The Incredible Story of a Refugee Family Stuck in an Airport for 50 Days
The Ahmad family has been stuck at a departure lounge for nearly two months.
MOSCOW -- For one family fleeing war in Syria and Iraq, Terminal E at Moscow’s Sheremetyevo airport is no longer a departure lounge but has become their home.
Hasan Abdul Ahmad’s family is trapped, living for almost two months in a disused smoking cubicle next to a waiting lounge. They have been sleeping in the glass box, among stacks of their belongings, while travelers pass on one side and planes taxi on the other.
The Kurdish family of six has fled from Erbil in Iraq, worn down by years of war in that country and in Syria, where the father, Hasan Abdul Ahmad, has relatives.
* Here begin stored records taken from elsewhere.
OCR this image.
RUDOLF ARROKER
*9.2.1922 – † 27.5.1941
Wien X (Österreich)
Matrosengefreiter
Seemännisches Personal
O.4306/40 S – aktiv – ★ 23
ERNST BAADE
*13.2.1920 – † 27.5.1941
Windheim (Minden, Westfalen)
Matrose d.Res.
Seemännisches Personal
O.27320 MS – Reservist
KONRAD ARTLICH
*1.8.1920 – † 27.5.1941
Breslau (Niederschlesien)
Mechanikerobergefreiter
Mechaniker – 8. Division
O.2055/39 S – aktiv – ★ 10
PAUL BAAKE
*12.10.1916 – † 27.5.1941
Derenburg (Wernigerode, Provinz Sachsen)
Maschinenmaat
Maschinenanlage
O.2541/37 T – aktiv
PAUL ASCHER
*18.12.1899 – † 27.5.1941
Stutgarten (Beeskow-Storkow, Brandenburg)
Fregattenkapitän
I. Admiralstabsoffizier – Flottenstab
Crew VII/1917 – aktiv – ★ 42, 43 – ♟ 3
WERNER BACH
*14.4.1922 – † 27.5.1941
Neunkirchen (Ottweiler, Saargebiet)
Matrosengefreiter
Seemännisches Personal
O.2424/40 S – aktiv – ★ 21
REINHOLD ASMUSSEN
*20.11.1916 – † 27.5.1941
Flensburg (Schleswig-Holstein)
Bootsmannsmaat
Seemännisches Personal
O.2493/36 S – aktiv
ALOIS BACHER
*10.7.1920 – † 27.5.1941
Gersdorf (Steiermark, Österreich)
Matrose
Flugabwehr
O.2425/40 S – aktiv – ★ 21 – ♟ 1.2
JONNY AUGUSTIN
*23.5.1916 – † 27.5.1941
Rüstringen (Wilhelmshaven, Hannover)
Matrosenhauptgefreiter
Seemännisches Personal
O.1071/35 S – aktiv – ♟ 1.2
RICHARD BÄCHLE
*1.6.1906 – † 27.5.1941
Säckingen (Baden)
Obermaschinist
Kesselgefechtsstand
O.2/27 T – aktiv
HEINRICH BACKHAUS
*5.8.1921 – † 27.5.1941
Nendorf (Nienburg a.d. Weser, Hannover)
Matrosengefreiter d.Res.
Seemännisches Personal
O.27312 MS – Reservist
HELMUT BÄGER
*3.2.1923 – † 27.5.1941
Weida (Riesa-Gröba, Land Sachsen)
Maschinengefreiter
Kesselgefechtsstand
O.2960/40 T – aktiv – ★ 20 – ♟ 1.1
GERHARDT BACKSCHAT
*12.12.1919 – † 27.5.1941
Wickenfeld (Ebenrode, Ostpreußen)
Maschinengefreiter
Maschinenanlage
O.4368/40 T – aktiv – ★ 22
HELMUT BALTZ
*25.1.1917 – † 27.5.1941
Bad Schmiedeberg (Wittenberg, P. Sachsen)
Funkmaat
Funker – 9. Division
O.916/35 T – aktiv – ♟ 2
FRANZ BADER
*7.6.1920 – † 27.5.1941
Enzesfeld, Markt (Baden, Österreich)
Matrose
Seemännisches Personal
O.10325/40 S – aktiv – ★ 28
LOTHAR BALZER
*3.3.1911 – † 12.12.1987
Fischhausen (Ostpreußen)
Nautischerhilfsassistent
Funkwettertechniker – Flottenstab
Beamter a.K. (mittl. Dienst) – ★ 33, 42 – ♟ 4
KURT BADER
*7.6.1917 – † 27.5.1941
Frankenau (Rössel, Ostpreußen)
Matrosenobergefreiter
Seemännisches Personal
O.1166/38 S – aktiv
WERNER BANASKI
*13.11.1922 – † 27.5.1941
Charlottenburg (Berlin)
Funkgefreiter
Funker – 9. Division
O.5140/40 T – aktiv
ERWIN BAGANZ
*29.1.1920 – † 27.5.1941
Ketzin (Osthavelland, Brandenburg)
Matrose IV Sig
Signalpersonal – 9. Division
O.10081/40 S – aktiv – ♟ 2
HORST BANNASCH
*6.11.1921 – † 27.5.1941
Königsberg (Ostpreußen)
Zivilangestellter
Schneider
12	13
With no real end to the conflict in sight, like millions of others across Iraq and Syria, they said they could no longer bear it and decided to leave.
But now they have found themselves in limbo after Russia refused to allow them to enter the country, stranding them in the Moscow departures lounge; another family carried into the margins of European modern life by a crisis that is only intensifying in its fourth year.
Rinas, 13, along with his two younger brothers and 3-year-old sister, hasn’t been outside since he landed in Moscow 50 days ago. They wash themselves and their clothes with hand soap in the sinks of the airport’s public restrooms. They keep their food stored on an airport trolley and pass the time playing soccer near duty-free.
“We are living in an airport transit area; this is a room for just one, two hours, not fifteen days or two month, not for that,” Rinas said. “Our life is that.”
After weeks of sleeping on the terminal floor, an unknown sponsor has paid for a week’s accommodation in the small transit hostel inside the airport, where they can sleep but not stay during the day.
The family is relying on the kindness of strangers for food and water. The United Nations brings them large bottles every five days and passersby give them money and toys for the children. (In the two hours ABC reporters spent with the family, five people stopped to give the family money or food).
The family has a complicated background: Gulistan, 34, was born in the Soviet Union but later moved to Iraq, where she met her husband who is, like her, a folk singer. Her sister still lives in Russia.
Most of the family members have Iraqi passports, but the two youngest were never issued any. Instead, the family acquired Syrian passports through Hasan’s nationality and were issued Russian visas that allowed them to reach Moscow.
But on arrival, Russian authorities said first the visas and then the passports were fake and accused them of trying to illegally cross the border. As a result, their request for asylum was rejected. They are now in the process of appealing this, but are forbidden from crossing into Russia in the meantime.
Syrian officials have since confirmed the family’s passports are authentic and on Thursday, Russia’s Federal Migration Service said their case will likely be reconsidered in the coming weeks. For now, though, they are stuck in transit.